The Philippines’ new credit rating with NICE is assigned a “stable” outlook, indicating it may stay the same at least over the short term despite challenges posed by external developments.

Compared with peers, NICE said, the Philippines is seen to be more resilient to shocks, including the impact of a slowing Chinese economy and market volatility arising from higher interest rates in the United

“Considering its [Philippines] trade structure and strong FX [foreign exchange] liquidity, the impact of global economic uncertainties such as slowdown of the Chinese economy and US interest rate hike will be manageable,” NICE said.

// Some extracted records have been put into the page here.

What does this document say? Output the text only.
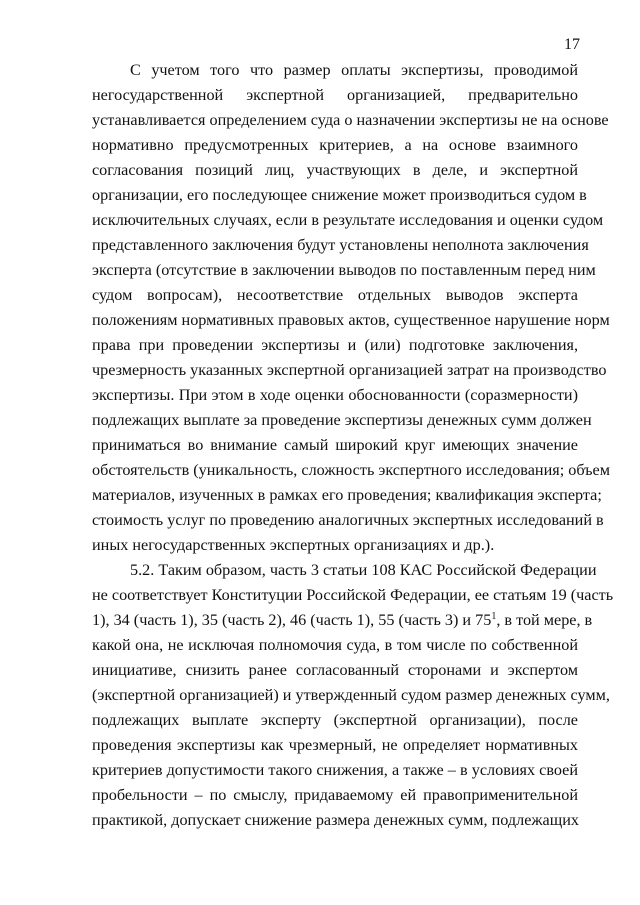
17
С учетом того что размер оплаты экспертизы, проводимой
негосударственной экспертной организацией, предварительно
устанавливается определением суда о назначении экспертизы не на основе
нормативно предусмотренных критериев, а на основе взаимного
согласования позиций лиц, участвующих в деле, и экспертной
организации, его последующее снижение может производиться судом в
исключительных случаях, если в результате исследования и оценки судом
представленного заключения будут установлены неполнота заключения
эксперта (отсутствие в заключении выводов по поставленным перед ним
судом вопросам), несоответствие отдельных выводов эксперта
положениям нормативных правовых актов, существенное нарушение норм
права при проведении экспертизы и (или) подготовке заключения,
чрезмерность указанных экспертной организацией затрат на производство
экспертизы. При этом в ходе оценки обоснованности (соразмерности)
подлежащих выплате за проведение экспертизы денежных сумм должен
приниматься во внимание самый широкий круг имеющих значение
обстоятельств (уникальность, сложность экспертного исследования; объем
материалов, изученных в рамках его проведения; квалификация эксперта;
стоимость услуг по проведению аналогичных экспертных исследований в
иных негосударственных экспертных организациях и др.).
5.2. Таким образом, часть 3 статьи 108 КАС Российской Федерации
не соответствует Конституции Российской Федерации, ее статьям 19 (часть
1), 34 (часть 1), 35 (часть 2), 46 (часть 1), 55 (часть 3) и $75^1$, в той мере, в
какой она, не исключая полномочия суда, в том числе по собственной
инициативе, снизить ранее согласованный сторонами и экспертом
(экспертной организацией) и утвержденный судом размер денежных сумм,
подлежащих выплате эксперту (экспертной организации), после
проведения экспертизы как чрезмерный, не определяет нормативных
критериев допустимости такого снижения, а также – в условиях своей
пробельности – по смыслу, придаваемому ей правоприменительной
практикой, допускает снижение размера денежных сумм, подлежащих
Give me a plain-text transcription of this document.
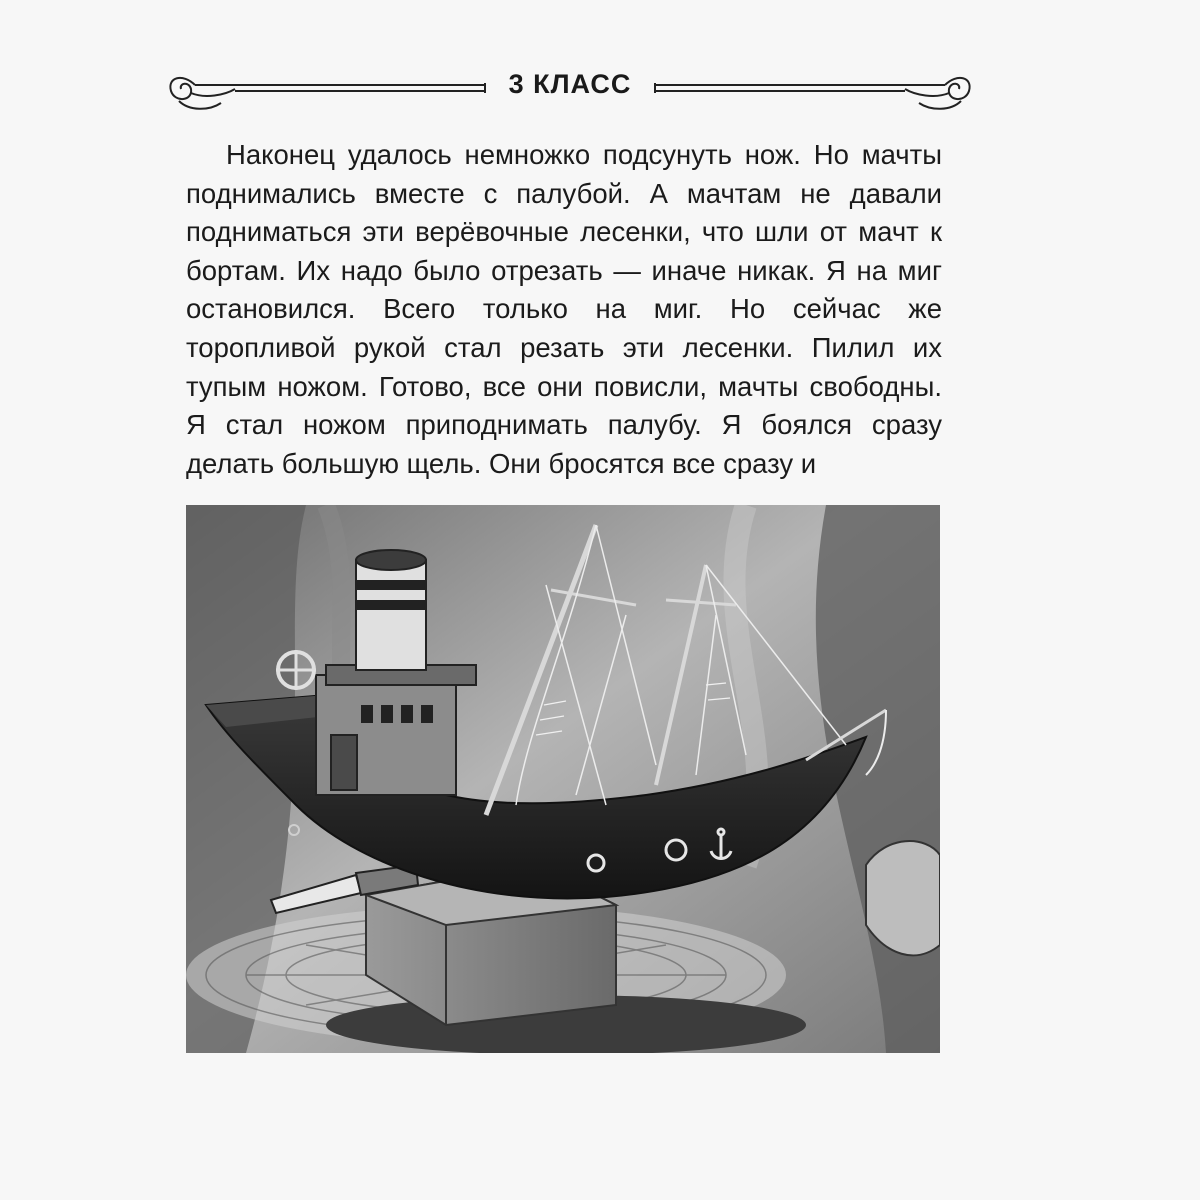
3 КЛАСС

Наконец удалось немножко подсунуть нож. Но мачты поднимались вместе с палубой. А мачтам не давали подниматься эти верёвочные лесенки, что шли от мачт к бортам. Их надо было отрезать — иначе никак. Я на миг остановился. Всего только на миг. Но сейчас же торопливой рукой стал резать эти лесенки. Пилил их тупым ножом. Готово, все они повисли, мачты свободны. Я стал ножом приподнимать палубу. Я боялся сразу делать большую щель. Они бросятся все сразу и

The credit watchdog expects the Philippines to sustain a robust economic growth of 6.3 percent over the short and medium term.

Meantime, economic officials welcomed the latest credit-rating upgrade, which marks the 24th positive rating action for the Philippines under the Aquino administration (9 outlook changes to “positive” and 15 actual hikes in credit ratings from various agencies).

“The string of favorable actions from credit rating agencies, the latest of which is from NICE Investors Service, resonates the process of economic strengthening that the Philippines has undergone over the years. Contributory to this process were forward-looking monetary policy, proactive bank supervision, and prudent external accounts management, which have played crucial roles in promoting a stable
inflation environment and a strong financial system,” BSP Governor Amando M. Tetangco, Jr. said.

Finance Secretary Cesar V. Purisima remarked, “Virtuous cycles result from dogged discipline, even when political headwinds seem too strong. Expanded fiscal space has opened up a Pandora’s box of opportunities in infrastructure, allowing us to play a fast game of catch-up with our neighbors.”

“With increased transparency, we have empowered citizens who participate in the process of governance, and who—having known the gains reforms can bring—will refuse to roll back progress,” he added.

Purisima also noted that with this latest credit rating action from NICE, Fitch Ratings remains the only agency that assigns the minimum investment grade to the Philippines. The others assign higher ratings.

Investor Relations Office (IRO) Executive Director Editha L. Martin said upgrades in credit ratings have provided concrete benefits for the economy, including improved business confidence and reduced borrowing cost for the government. The latter has contributed to lower commercial lending rates for consumers and businesses as well, thus fueling consumption and investments.

“Having reaped the gains of investment grade sovereign credit ratings, there should be no room for the economy to slide back. The Filipino people, as it is incumbent upon them, are expected to demand from our leaders the kind of governance that will ensure that the economic transformation of the Philippines over the last half decade transcends changes in political settings,” Martin said.